# NoSQL Databases - Quiz


## Introduction

In this lesson, you'll answer some common open-ended interview questions about NoSQL databases.


## Question 1

What is the difference between a NoSQL and a SQL database?  Which is better?

Write your answer below this line: 
_______________________________________________________________________________________________________________________________

SQL databases are vertically scalable while NoSQL databases are horizontally scalable. SQL databases have a predefined schema whereas NoSQL databases use dynamic schema for unstructured data. SQL requires specialized DB hardware for better performance while NoSQL uses commodity hardware. In some cases no sql works better when ther is nit much structure and you can upload as one file.





## Question 2

Describe a situation where a NoSQL database might be a better choice than a relational database, and explain your reasoning.

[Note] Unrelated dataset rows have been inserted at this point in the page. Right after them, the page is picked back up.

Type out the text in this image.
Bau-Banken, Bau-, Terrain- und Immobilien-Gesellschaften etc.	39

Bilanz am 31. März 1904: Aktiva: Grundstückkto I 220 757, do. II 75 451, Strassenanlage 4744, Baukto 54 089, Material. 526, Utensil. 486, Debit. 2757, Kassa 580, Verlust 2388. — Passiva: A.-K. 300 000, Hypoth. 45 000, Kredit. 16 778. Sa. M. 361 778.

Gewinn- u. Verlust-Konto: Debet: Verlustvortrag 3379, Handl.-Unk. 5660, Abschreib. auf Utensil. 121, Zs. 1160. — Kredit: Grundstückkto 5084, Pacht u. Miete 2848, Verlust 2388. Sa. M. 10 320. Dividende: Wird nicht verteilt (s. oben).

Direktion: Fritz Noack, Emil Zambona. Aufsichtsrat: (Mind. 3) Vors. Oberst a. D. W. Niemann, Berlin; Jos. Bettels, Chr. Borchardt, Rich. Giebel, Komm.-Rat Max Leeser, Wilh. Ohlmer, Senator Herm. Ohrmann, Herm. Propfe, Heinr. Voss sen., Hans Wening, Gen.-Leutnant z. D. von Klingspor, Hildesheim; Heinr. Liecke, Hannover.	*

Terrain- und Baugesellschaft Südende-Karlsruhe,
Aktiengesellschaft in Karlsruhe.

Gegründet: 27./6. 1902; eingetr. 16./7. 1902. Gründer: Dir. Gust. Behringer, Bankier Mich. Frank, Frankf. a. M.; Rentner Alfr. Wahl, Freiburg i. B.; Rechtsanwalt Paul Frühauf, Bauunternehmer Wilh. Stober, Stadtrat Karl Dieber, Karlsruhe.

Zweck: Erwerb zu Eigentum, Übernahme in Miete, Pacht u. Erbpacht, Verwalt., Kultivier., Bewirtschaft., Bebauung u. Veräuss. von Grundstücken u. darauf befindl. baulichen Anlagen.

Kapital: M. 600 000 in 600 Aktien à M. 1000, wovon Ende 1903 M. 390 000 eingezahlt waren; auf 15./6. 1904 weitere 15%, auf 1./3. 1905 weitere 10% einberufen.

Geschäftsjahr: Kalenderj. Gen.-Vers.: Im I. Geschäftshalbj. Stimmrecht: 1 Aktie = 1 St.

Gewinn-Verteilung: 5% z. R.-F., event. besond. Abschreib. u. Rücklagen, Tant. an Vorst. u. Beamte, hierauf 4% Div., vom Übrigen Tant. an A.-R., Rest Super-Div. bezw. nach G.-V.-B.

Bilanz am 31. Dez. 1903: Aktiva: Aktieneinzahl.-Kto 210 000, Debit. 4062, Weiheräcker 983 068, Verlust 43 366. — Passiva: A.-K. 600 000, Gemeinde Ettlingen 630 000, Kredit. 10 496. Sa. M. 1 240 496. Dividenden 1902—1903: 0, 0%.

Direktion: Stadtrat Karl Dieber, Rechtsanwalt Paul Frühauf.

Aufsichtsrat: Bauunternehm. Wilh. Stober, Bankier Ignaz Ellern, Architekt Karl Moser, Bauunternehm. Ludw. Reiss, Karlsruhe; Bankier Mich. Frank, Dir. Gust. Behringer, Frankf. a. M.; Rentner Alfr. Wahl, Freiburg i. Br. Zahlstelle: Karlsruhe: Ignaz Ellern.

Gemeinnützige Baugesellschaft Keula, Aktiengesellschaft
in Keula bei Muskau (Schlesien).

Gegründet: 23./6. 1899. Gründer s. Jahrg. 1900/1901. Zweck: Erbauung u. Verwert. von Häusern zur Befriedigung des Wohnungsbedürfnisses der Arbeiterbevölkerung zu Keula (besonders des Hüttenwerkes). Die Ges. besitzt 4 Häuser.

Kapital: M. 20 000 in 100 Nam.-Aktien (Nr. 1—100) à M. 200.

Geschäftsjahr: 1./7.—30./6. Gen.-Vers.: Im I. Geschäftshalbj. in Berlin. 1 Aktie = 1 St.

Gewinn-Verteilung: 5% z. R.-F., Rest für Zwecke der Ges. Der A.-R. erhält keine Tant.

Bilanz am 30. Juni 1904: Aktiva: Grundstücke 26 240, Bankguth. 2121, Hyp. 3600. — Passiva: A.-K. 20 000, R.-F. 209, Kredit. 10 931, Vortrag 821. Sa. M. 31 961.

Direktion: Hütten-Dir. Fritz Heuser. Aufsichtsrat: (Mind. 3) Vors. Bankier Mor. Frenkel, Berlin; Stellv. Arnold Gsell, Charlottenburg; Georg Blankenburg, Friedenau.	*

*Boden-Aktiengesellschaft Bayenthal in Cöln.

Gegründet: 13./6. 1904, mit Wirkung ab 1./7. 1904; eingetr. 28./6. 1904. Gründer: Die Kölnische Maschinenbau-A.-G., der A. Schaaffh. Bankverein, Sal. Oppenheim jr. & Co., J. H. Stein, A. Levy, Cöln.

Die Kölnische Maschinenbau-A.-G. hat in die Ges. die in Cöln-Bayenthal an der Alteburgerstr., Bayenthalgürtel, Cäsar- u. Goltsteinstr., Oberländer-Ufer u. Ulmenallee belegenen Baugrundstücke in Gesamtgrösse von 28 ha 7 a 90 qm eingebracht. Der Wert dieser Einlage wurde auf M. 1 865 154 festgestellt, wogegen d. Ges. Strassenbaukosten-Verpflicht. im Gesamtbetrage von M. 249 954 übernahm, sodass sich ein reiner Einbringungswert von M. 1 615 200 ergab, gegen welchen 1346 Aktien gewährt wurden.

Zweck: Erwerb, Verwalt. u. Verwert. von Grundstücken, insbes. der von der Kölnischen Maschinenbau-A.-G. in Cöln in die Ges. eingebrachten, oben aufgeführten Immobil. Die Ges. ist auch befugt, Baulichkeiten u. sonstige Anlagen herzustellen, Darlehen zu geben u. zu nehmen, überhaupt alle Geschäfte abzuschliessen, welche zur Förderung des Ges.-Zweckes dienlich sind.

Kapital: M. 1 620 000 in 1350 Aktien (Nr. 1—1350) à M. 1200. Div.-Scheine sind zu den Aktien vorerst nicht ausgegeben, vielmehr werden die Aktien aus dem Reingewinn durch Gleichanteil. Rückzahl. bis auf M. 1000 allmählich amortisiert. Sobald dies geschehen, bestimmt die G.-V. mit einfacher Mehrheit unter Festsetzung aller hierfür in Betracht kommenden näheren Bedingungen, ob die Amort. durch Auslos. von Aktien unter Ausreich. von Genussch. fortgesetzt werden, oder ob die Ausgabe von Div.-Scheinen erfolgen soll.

Write your answer below this line: 
_______________________________________________________________________________________________________________________________
The best way to determine which database is right for your business is to analyze what you need its functions to be. SQL is a good choice for any organization that will benefit from a predefined structure and set schemas, particularly if they require multi-row transactions. It is also a good option if all data must be consistent without leaving room for error, such as with accounting systems.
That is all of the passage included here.